• Sonuç bulunamadı

2. KUR REJİMİ TERCİHİNİN BELİRLEYİCİLERİ

2.1 Kur Rejimlerinin Belirleyicilerini Açıklamaya Yönelik Teori ve Hipotezler

Kur rejimi tercihini etkileyebilecek birçok makro ekonomik, finansal ve politik değişkenden bahsedilebilir. Kur rejimlerinin belirleyicisi olarak adlandırdığımız bu değişkenlerin neler olabileceği konusunda iktisat literatüründe çeşitli görüşler bulunmaktadır. Bu alandaki ilk görüş 1960’larda OPA teorisi içerisinde kendisini göstermiş, zaman içinde bu görüşe çeşitli katkılar olmuş ve kur rejimlerini belirleyebilecek potansiyel faktörlere yenileri eklenmiştir.

1990’lı yıllara gelindiğinde ise kur rejimi tercihinin açıklanmasında iki kutup ve dalgalanma korkusu hipotezlerine bağlı olarak yeni değişkenlerin dikkate alınması gerekliliği ortaya çıkmıştır. Son yıllarda ise iktisadi faktörler yanında politik faktörlerin de bu tercihte önemli bir unsur olduğu iddia edilmeye başlanmıştır (Bkz. Bernhard ve Leblang, 1999; Frieden ve diğerleri, 2000; Meon ve Rizzo, 2002; Alesina ve Wagner, 2003; Setzer, 2007). Kur rejimi tercihine ilişkin

temel görüşlere aşağıda kısaca yer verilmiş ve böylece ilerleyen bölümlerde yapılacak olan ampirik analizlerde kullanılacak olan değişkenlerin bu çalışmada yer alma nedenleri ortaya konmaya çalışılmıştır.

2.1.1 Optimum Para Alanı Teorisi

Kur rejimi tercihini açıklamaya yönelik literatürün temelleri optimum para alanı teorisine dayanmaktadır. OPA ilk defa Mundell (1961) tarafından ortaya atılmış ve daha sonraları McKinnon (1963) ve Kenen (1969) tarafından farklı şekillerde ifade edilerek bu görüşün teorik temelleri oluşturulmuştur. Yukarıda adı geçen yazarlar, istikrarlı bir kurun sağlayacağı dış ticaret ve refah kazançlarını dikkate alarak, ülkelerin dış ticaret yapıları ve coğrafi özellikleri üzerine vurgular yapmışlardır. Bu iktisatçıların hepsi dalgalı kur rejimlerine karşı sabit kur rejimlerinin tercih edilmesini açıklayacak kriterler ortaya koymaya çalışmışlardır.
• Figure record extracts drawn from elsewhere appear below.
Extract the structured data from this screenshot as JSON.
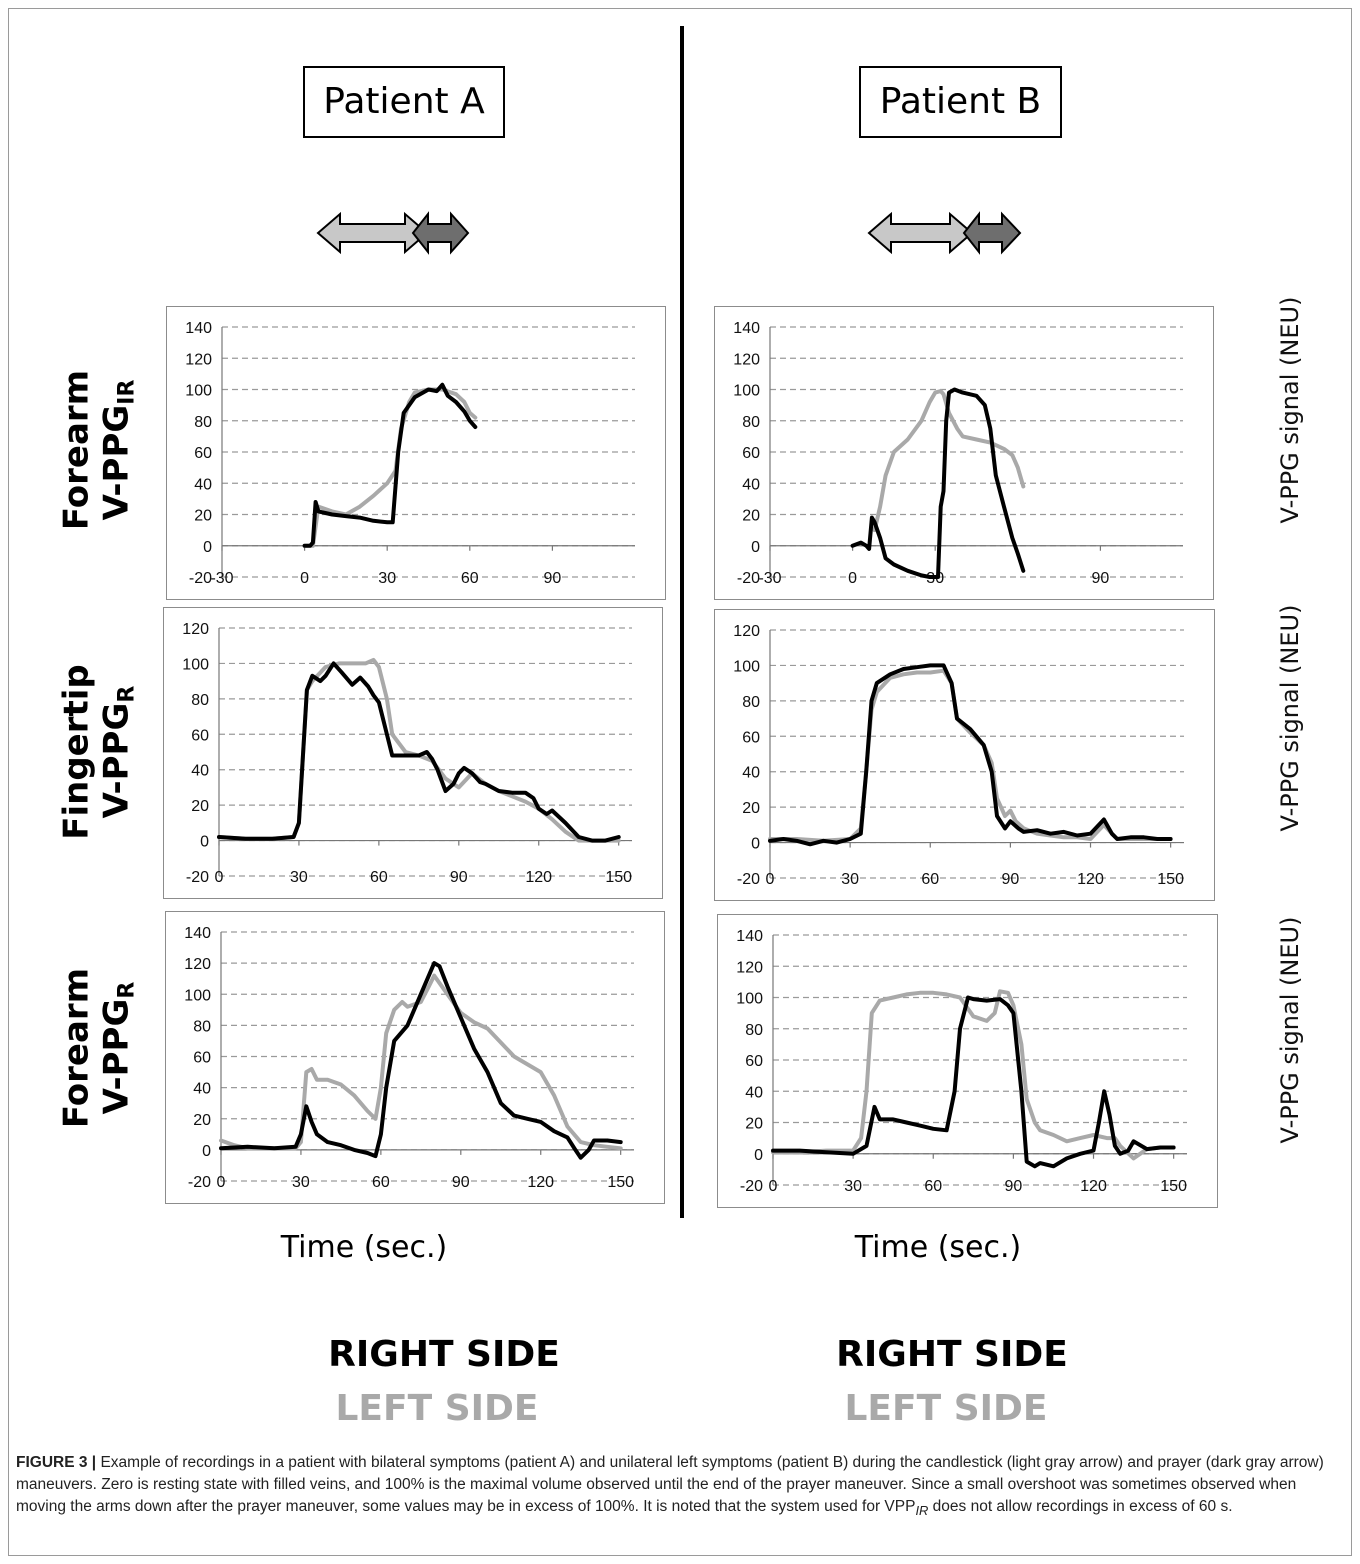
{
  "patients": [
    {
      "label": "Patient A",
      "right_side": "RIGHT SIDE",
      "left_side": "LEFT SIDE",
      "time_label": "Time (sec.)"
    },
    {
      "label": "Patient B",
      "right_side": "RIGHT SIDE",
      "left_side": "LEFT SIDE",
      "time_label": "Time (sec.)"
    }
  ],
  "rows": [
    {
      "line1": "Forearm",
      "line2": "V-PPG",
      "sub": "IR",
      "ytitle": "V-PPG signal (NEU)"
    },
    {
      "line1": "Fingertip",
      "line2": "V-PPG",
      "sub": "R",
      "ytitle": "V-PPG signal (NEU)"
    },
    {
      "line1": "Forearm",
      "line2": "V-PPG",
      "sub": "R",
      "ytitle": "V-PPG signal (NEU)"
    }
  ],
  "colors": {
    "right": "#000000",
    "left": "#a9a9a9",
    "arrow_candlestick": "#c8c8c8",
    "arrow_prayer": "#6e6e6e"
  },
  "caption": {
    "label": "FIGURE 3 |",
    "text": " Example of recordings in a patient with bilateral symptoms (patient A) and unilateral left symptoms (patient B) during the candlestick (light gray arrow) and prayer (dark gray arrow) maneuvers. Zero is resting state with filled veins, and 100% is the maximal volume observed until the end of the prayer maneuver. Since a small overshoot was sometimes observed when moving the arms down after the prayer maneuver, some values may be in excess of 100%. It is noted that the system used for VPP",
    "sub": "IR",
    "text2": " does not allow recordings in excess of 60 s."
  },
  "chart_data": [
    {
      "id": "A-forearm-IR",
      "type": "line",
      "xlim": [
        -30,
        120
      ],
      "ylim": [
        -20,
        140
      ],
      "xticks": [
        -30,
        0,
        30,
        60,
        90
      ],
      "yticks": [
        -20,
        0,
        20,
        40,
        60,
        80,
        100,
        120,
        140
      ],
      "grid": true,
      "series": [
        {
          "name": "LEFT SIDE",
          "x": [
            0,
            3,
            5,
            10,
            15,
            20,
            25,
            30,
            33,
            35,
            38,
            40,
            45,
            50,
            55,
            58,
            60,
            62
          ],
          "y": [
            0,
            0,
            25,
            22,
            20,
            25,
            32,
            40,
            48,
            75,
            92,
            98,
            100,
            100,
            97,
            92,
            85,
            82
          ]
        },
        {
          "name": "RIGHT SIDE",
          "x": [
            0,
            2,
            3,
            4,
            5,
            10,
            15,
            20,
            25,
            30,
            32,
            34,
            36,
            40,
            45,
            48,
            50,
            52,
            55,
            58,
            60,
            62
          ],
          "y": [
            0,
            0,
            2,
            28,
            22,
            20,
            19,
            18,
            16,
            15,
            15,
            60,
            85,
            95,
            100,
            99,
            103,
            96,
            92,
            86,
            80,
            76
          ]
        }
      ]
    },
    {
      "id": "B-forearm-IR",
      "type": "line",
      "xlim": [
        -30,
        120
      ],
      "ylim": [
        -20,
        140
      ],
      "xticks": [
        -30,
        0,
        30,
        90
      ],
      "yticks": [
        -20,
        0,
        20,
        40,
        60,
        80,
        100,
        120,
        140
      ],
      "grid": true,
      "series": [
        {
          "name": "LEFT SIDE",
          "x": [
            8,
            10,
            12,
            15,
            20,
            25,
            28,
            30,
            32,
            33,
            35,
            38,
            40,
            45,
            50,
            55,
            58,
            60,
            62
          ],
          "y": [
            10,
            25,
            45,
            60,
            68,
            80,
            92,
            98,
            99,
            97,
            85,
            75,
            70,
            68,
            66,
            62,
            58,
            50,
            38
          ]
        },
        {
          "name": "RIGHT SIDE",
          "x": [
            0,
            3,
            5,
            6,
            7,
            8,
            10,
            12,
            15,
            20,
            25,
            28,
            31,
            32,
            33,
            34,
            35,
            37,
            40,
            45,
            48,
            50,
            52,
            55,
            58,
            60,
            62
          ],
          "y": [
            0,
            2,
            0,
            -2,
            18,
            15,
            5,
            -8,
            -12,
            -16,
            -19,
            -20,
            -20,
            25,
            35,
            80,
            98,
            100,
            98,
            96,
            90,
            75,
            45,
            25,
            5,
            -5,
            -16
          ]
        }
      ]
    },
    {
      "id": "A-fingertip-R",
      "type": "line",
      "xlim": [
        0,
        155
      ],
      "ylim": [
        -20,
        120
      ],
      "xticks": [
        0,
        30,
        60,
        90,
        120,
        150
      ],
      "yticks": [
        -20,
        0,
        20,
        40,
        60,
        80,
        100,
        120
      ],
      "grid": true,
      "series": [
        {
          "name": "LEFT SIDE",
          "x": [
            0,
            10,
            20,
            28,
            30,
            33,
            35,
            40,
            45,
            50,
            55,
            58,
            60,
            63,
            65,
            70,
            75,
            80,
            85,
            90,
            95,
            100,
            105,
            110,
            115,
            120,
            125,
            130,
            135,
            140,
            145,
            150
          ],
          "y": [
            2,
            1,
            1,
            2,
            10,
            85,
            90,
            98,
            100,
            100,
            100,
            102,
            98,
            80,
            60,
            50,
            48,
            45,
            35,
            30,
            38,
            32,
            28,
            25,
            22,
            18,
            12,
            5,
            0,
            0,
            0,
            0
          ]
        },
        {
          "name": "RIGHT SIDE",
          "x": [
            0,
            10,
            20,
            28,
            30,
            33,
            35,
            38,
            40,
            43,
            46,
            50,
            53,
            56,
            58,
            60,
            63,
            65,
            70,
            75,
            78,
            80,
            82,
            85,
            88,
            90,
            92,
            95,
            98,
            100,
            105,
            110,
            115,
            118,
            120,
            123,
            125,
            130,
            135,
            140,
            145,
            150
          ],
          "y": [
            2,
            1,
            1,
            2,
            10,
            85,
            93,
            90,
            93,
            100,
            95,
            88,
            92,
            87,
            82,
            78,
            60,
            48,
            48,
            48,
            50,
            46,
            40,
            28,
            32,
            38,
            41,
            38,
            33,
            32,
            28,
            27,
            27,
            24,
            18,
            15,
            17,
            10,
            2,
            0,
            0,
            2
          ]
        }
      ]
    },
    {
      "id": "B-fingertip-R",
      "type": "line",
      "xlim": [
        0,
        155
      ],
      "ylim": [
        -20,
        120
      ],
      "xticks": [
        0,
        30,
        60,
        90,
        120,
        150
      ],
      "yticks": [
        -20,
        0,
        20,
        40,
        60,
        80,
        100,
        120
      ],
      "grid": true,
      "series": [
        {
          "name": "LEFT SIDE",
          "x": [
            0,
            10,
            20,
            30,
            34,
            36,
            38,
            40,
            45,
            50,
            55,
            60,
            65,
            68,
            70,
            75,
            80,
            83,
            85,
            88,
            90,
            92,
            95,
            100,
            105,
            110,
            115,
            120,
            125,
            128,
            130,
            135,
            140,
            145,
            150
          ],
          "y": [
            2,
            2,
            1,
            2,
            8,
            40,
            75,
            85,
            93,
            95,
            96,
            96,
            97,
            90,
            70,
            62,
            55,
            45,
            25,
            15,
            18,
            12,
            8,
            5,
            4,
            3,
            3,
            2,
            10,
            5,
            2,
            2,
            2,
            2,
            2
          ]
        },
        {
          "name": "RIGHT SIDE",
          "x": [
            0,
            5,
            10,
            15,
            20,
            25,
            30,
            34,
            36,
            38,
            40,
            45,
            50,
            55,
            60,
            65,
            68,
            70,
            75,
            80,
            83,
            85,
            88,
            90,
            93,
            95,
            100,
            105,
            110,
            115,
            120,
            125,
            128,
            130,
            135,
            140,
            145,
            150
          ],
          "y": [
            1,
            2,
            1,
            -1,
            1,
            0,
            2,
            5,
            40,
            80,
            90,
            95,
            98,
            99,
            100,
            100,
            90,
            70,
            64,
            55,
            40,
            15,
            8,
            12,
            8,
            6,
            7,
            5,
            6,
            4,
            5,
            13,
            5,
            2,
            3,
            3,
            2,
            2
          ]
        }
      ]
    },
    {
      "id": "A-forearm-R",
      "type": "line",
      "xlim": [
        0,
        155
      ],
      "ylim": [
        -20,
        140
      ],
      "xticks": [
        0,
        30,
        60,
        90,
        120,
        150
      ],
      "yticks": [
        -20,
        0,
        20,
        40,
        60,
        80,
        100,
        120,
        140
      ],
      "grid": true,
      "series": [
        {
          "name": "LEFT SIDE",
          "x": [
            0,
            5,
            10,
            20,
            28,
            30,
            32,
            34,
            36,
            40,
            45,
            50,
            55,
            58,
            60,
            62,
            65,
            68,
            70,
            75,
            78,
            80,
            85,
            90,
            95,
            100,
            110,
            120,
            125,
            130,
            135,
            140,
            145,
            150
          ],
          "y": [
            6,
            3,
            1,
            1,
            1,
            5,
            50,
            52,
            45,
            45,
            42,
            35,
            25,
            20,
            40,
            75,
            90,
            95,
            92,
            95,
            105,
            112,
            100,
            88,
            82,
            78,
            60,
            50,
            35,
            15,
            5,
            3,
            2,
            1
          ]
        },
        {
          "name": "RIGHT SIDE",
          "x": [
            0,
            10,
            20,
            28,
            30,
            32,
            34,
            36,
            40,
            45,
            50,
            55,
            58,
            60,
            62,
            65,
            70,
            75,
            80,
            82,
            85,
            90,
            95,
            100,
            105,
            110,
            115,
            120,
            125,
            130,
            133,
            135,
            138,
            140,
            145,
            150
          ],
          "y": [
            1,
            2,
            1,
            2,
            10,
            28,
            18,
            10,
            5,
            3,
            0,
            -2,
            -4,
            10,
            40,
            70,
            80,
            100,
            120,
            118,
            105,
            85,
            65,
            50,
            30,
            22,
            20,
            18,
            12,
            8,
            0,
            -5,
            0,
            6,
            6,
            5
          ]
        }
      ]
    },
    {
      "id": "B-forearm-R",
      "type": "line",
      "xlim": [
        0,
        155
      ],
      "ylim": [
        -20,
        140
      ],
      "xticks": [
        0,
        30,
        60,
        90,
        120,
        150
      ],
      "yticks": [
        -20,
        0,
        20,
        40,
        60,
        80,
        100,
        120,
        140
      ],
      "grid": true,
      "series": [
        {
          "name": "LEFT SIDE",
          "x": [
            0,
            10,
            20,
            30,
            33,
            35,
            37,
            40,
            45,
            50,
            55,
            60,
            65,
            70,
            75,
            80,
            83,
            85,
            88,
            90,
            93,
            95,
            98,
            100,
            105,
            110,
            115,
            120,
            125,
            128,
            130,
            135,
            140,
            145,
            150
          ],
          "y": [
            1,
            1,
            2,
            2,
            10,
            40,
            90,
            98,
            100,
            102,
            103,
            103,
            102,
            100,
            88,
            85,
            90,
            104,
            103,
            95,
            70,
            35,
            20,
            15,
            12,
            8,
            10,
            12,
            10,
            10,
            5,
            -3,
            3,
            4,
            4
          ]
        },
        {
          "name": "RIGHT SIDE",
          "x": [
            0,
            10,
            20,
            30,
            35,
            38,
            40,
            45,
            50,
            55,
            60,
            65,
            68,
            70,
            73,
            75,
            80,
            85,
            88,
            90,
            93,
            95,
            98,
            100,
            105,
            110,
            115,
            120,
            122,
            124,
            126,
            128,
            130,
            133,
            135,
            140,
            145,
            150
          ],
          "y": [
            2,
            2,
            1,
            0,
            5,
            30,
            22,
            22,
            20,
            18,
            16,
            15,
            40,
            80,
            100,
            99,
            98,
            99,
            95,
            90,
            40,
            -5,
            -8,
            -6,
            -8,
            -3,
            0,
            2,
            20,
            40,
            25,
            5,
            0,
            2,
            8,
            3,
            4,
            4
          ]
        }
      ]
    }
  ]
}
Mundell (1961) benzer ekonomik yapıya ve faktör hareketliliğine sahip ülkelerin aralarında sabit döviz kuru kullanmaları ve diğer ülkeler ile esnek döviz kurunun geçerli olması gerektiğini savunmuştur. Kenen (1969) paralarını birbirine sabitleyecek (diğer bir ifadeyle optimal para alanı içinde yer alacak) ülkelerin yüksek bir üretim çeşitlendirmesine gitmesi gerektiğini ifade etmiştir. McKinnon (1963) ise küçük ekonomilerin ve dışa açıklık oranı yüksek olan ekonomilerin dış dünya ile sabit döviz kuru kullanması gerektiğini; büyük ekonomilerin ise esnek döviz kurunu tercih etmesi gerektiğini söylemiştir. Çünkü büyük ekonomiler daha bağımsız olma eğilimindedir, dolayısıyla iç politika hedeflerini yabancı paralara karşı sürdürülecek sabit kur ilişkisine bağlamaya daha az istekli davranırlar (Seyidoğlu, 1999). Aynı zamanda büyük ülkelerde, dış ticaretin GSYİH içersindeki payı küçük ülkelere oranla düşüktür.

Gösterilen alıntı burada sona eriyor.